I did a radio interview earlier with a presenter called Shane on BBC Radio Derby's breakfast show. Toyota's Burnaston car plant (makes the Auris and Avensis) is local to them and they wanted me on for a bit of background to Toyota's confirmation that it is considering introducing a three-day week there, on top of what it is already doing to cut production. He asked some very good questions actually, not unexpected ones, but good ones about the nature of the problems that companies like Toyota are currently experiencing. I pictured the radio listeners trying to get their heads around the global economic downturn and how it's impacting them.

We talked about the global downturn that is affecting everyone in the auto industry and I made the point that Toyota in Britain - just like other Japanese car plants here - exports most of its output to continental Europe and that's the big problem, which is not specific to Toyota or the UK: the European car market - like others around the world - has suddenly collapsed and no-one knows when it's coming back.

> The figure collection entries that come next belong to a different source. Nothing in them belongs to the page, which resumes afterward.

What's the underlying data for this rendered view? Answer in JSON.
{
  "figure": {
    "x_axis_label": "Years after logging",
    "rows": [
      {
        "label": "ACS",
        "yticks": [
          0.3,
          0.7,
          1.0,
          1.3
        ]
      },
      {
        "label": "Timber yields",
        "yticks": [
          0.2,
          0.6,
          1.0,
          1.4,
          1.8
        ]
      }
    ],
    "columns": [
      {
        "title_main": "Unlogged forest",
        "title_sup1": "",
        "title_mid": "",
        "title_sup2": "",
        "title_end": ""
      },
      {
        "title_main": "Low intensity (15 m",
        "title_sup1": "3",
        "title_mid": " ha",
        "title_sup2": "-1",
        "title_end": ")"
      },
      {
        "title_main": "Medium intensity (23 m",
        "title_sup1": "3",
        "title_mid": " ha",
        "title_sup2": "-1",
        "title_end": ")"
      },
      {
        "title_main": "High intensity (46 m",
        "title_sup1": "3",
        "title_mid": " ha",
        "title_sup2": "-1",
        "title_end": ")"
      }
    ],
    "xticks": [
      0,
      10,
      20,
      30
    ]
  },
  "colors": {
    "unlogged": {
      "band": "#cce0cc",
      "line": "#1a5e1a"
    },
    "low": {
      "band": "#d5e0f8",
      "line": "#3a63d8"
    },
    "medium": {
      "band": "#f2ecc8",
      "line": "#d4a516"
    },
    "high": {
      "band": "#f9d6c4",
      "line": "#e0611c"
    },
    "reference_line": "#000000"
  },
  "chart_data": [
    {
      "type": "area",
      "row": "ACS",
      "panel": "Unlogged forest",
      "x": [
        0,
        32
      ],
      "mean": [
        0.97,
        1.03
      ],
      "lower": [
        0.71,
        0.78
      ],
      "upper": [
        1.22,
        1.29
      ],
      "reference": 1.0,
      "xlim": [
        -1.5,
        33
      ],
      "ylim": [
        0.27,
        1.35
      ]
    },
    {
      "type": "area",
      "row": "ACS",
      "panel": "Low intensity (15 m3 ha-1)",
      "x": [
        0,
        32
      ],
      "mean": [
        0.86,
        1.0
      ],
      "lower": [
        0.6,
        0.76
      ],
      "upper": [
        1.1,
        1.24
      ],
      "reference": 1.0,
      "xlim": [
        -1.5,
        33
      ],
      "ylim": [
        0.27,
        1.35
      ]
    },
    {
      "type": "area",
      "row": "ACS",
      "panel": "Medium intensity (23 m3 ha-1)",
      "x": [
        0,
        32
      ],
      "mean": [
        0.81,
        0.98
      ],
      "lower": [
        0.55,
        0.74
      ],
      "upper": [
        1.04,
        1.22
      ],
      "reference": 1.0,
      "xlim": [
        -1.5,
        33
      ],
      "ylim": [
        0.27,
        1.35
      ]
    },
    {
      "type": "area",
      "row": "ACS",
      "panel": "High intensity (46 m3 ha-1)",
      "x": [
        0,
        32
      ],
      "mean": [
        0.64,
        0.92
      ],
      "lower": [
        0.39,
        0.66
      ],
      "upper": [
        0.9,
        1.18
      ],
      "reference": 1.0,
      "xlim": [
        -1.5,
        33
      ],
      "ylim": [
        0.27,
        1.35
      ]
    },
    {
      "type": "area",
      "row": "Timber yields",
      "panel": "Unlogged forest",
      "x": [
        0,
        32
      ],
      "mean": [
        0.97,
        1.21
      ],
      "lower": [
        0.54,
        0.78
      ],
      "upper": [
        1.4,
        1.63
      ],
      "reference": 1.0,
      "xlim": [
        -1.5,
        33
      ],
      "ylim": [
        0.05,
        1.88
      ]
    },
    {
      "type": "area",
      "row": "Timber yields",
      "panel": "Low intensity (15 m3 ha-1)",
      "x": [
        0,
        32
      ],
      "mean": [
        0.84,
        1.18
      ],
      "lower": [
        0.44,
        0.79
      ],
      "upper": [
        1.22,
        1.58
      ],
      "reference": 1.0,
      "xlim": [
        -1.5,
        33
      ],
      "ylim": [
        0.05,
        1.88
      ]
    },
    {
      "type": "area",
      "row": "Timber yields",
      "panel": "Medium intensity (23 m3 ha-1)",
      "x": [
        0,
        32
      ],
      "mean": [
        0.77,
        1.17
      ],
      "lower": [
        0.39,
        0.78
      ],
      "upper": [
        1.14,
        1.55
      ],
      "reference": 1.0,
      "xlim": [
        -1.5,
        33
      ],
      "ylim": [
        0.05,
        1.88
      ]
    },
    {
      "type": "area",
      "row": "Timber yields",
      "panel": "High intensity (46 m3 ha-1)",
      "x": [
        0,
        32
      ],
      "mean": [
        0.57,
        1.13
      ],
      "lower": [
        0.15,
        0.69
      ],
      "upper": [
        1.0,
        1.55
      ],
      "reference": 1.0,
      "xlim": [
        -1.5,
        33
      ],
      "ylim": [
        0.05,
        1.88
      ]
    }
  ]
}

Sergio Marchionne recently refused to give a forecast for the European car market because of the uncertainties involved.

So where does that leave manufacturers' planning? They are still looking for straws in the wind in terms of where this year's (and 2010's) market is going, but they have to make planning assumptions. Just as Bob Lutz recently said that GM is working on the conservative (realistic?) assumption that this year's US light vehicle market will be 10.5m, although that's not actually a forecast because he noted that it could be anywhere between 10m and 12.5m, so European OEMs will be doing the same.

What will get us all (and I don't just mean the auto industry) out of this increasingly deep hole? Confidence. Someone, somewhere has to come up with something that leads people to really believe that the worst is well and truly over, that things are going to get better and that the underlying problems are sorted. And also that the banks can be trusted again. Confidence is key.

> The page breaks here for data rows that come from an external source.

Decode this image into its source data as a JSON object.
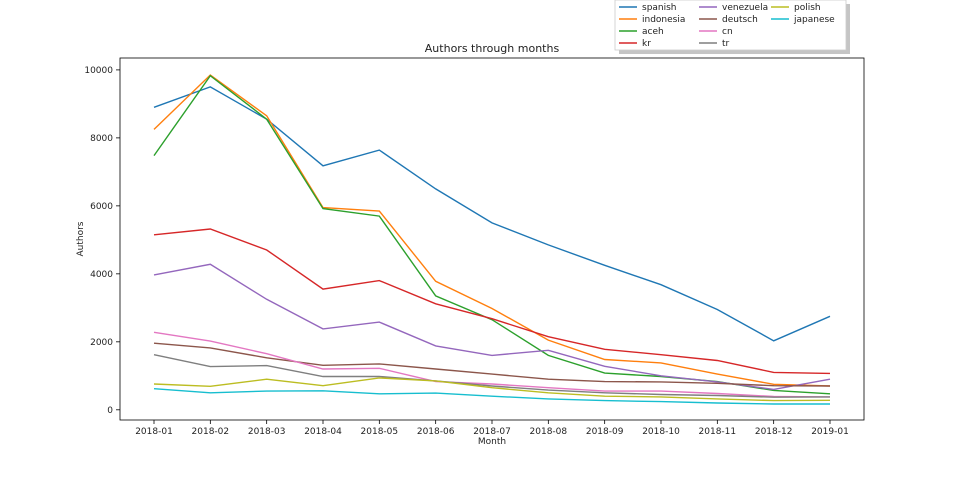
{
  "chart_data": {
    "type": "line",
    "title": "Authors through months",
    "xlabel": "Month",
    "ylabel": "Authors",
    "ylim": [
      -300,
      10350
    ],
    "categories": [
      "2018-01",
      "2018-02",
      "2018-03",
      "2018-04",
      "2018-05",
      "2018-06",
      "2018-07",
      "2018-08",
      "2018-09",
      "2018-10",
      "2018-11",
      "2018-12",
      "2019-01"
    ],
    "yticks": [
      0,
      2000,
      4000,
      6000,
      8000,
      10000
    ],
    "legend_position": "top-right-outside",
    "series": [
      {
        "name": "spanish",
        "color": "#1f77b4",
        "values": [
          8900,
          9500,
          8550,
          7180,
          7640,
          6500,
          5500,
          4850,
          4250,
          3680,
          2950,
          2030,
          2750
        ]
      },
      {
        "name": "indonesia",
        "color": "#ff7f0e",
        "values": [
          8250,
          9850,
          8650,
          5950,
          5850,
          3780,
          2980,
          2050,
          1480,
          1380,
          1050,
          750,
          700
        ]
      },
      {
        "name": "aceh",
        "color": "#2ca02c",
        "values": [
          7480,
          9830,
          8550,
          5920,
          5700,
          3350,
          2650,
          1600,
          1080,
          980,
          830,
          570,
          470
        ]
      },
      {
        "name": "kr",
        "color": "#d62728",
        "values": [
          5150,
          5320,
          4700,
          3550,
          3800,
          3120,
          2680,
          2150,
          1780,
          1620,
          1450,
          1100,
          1070
        ]
      },
      {
        "name": "venezuela",
        "color": "#9467bd",
        "values": [
          3970,
          4280,
          3250,
          2380,
          2580,
          1880,
          1600,
          1750,
          1280,
          1000,
          820,
          600,
          900
        ]
      },
      {
        "name": "deutsch",
        "color": "#8c564b",
        "values": [
          1960,
          1820,
          1530,
          1310,
          1350,
          1200,
          1050,
          900,
          830,
          820,
          780,
          710,
          700
        ]
      },
      {
        "name": "cn",
        "color": "#e377c2",
        "values": [
          2280,
          2020,
          1650,
          1200,
          1220,
          830,
          760,
          650,
          550,
          550,
          480,
          390,
          380
        ]
      },
      {
        "name": "tr",
        "color": "#7f7f7f",
        "values": [
          1620,
          1270,
          1300,
          980,
          980,
          850,
          700,
          580,
          500,
          450,
          420,
          370,
          380
        ]
      },
      {
        "name": "polish",
        "color": "#bcbd22",
        "values": [
          760,
          690,
          900,
          710,
          940,
          850,
          650,
          500,
          400,
          380,
          320,
          270,
          280
        ]
      },
      {
        "name": "japanese",
        "color": "#17becf",
        "values": [
          620,
          500,
          550,
          560,
          470,
          490,
          400,
          320,
          270,
          240,
          200,
          170,
          170
        ]
      }
    ]
  }
}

Trouble is, all the bad economic news circulating at the moment compounds the downturn as people retrench their spending still further. And asset values keep going down, making the bad debts for banks even badder, stock prices go lower over worries about the financial system and economic growth, confidence is sapped still further, and people spend even less, the IMF says its never been as bad since 1945 and so it goes on. It's a vicious circle. Talking about how bad it is makes it even badder.

It's going to take something a bit more creative than government loan gurantees for companies struggling to stay afloat. And the lack of consensus over the US stimulus isn't good news either. At heart, this a global problem and we still don't really have a sense of it being tackled as such. Or perhaps it has been, but hasn't been properly communicated.

And the meeting of the great and the good in Davos for the World Economic Forum? Don't hold your breath. These are the very people who sailed the ship into this mess and appear to be in a state of shock that it could all turn to custard so quickly. May as well stick Angelina Jolie in charge.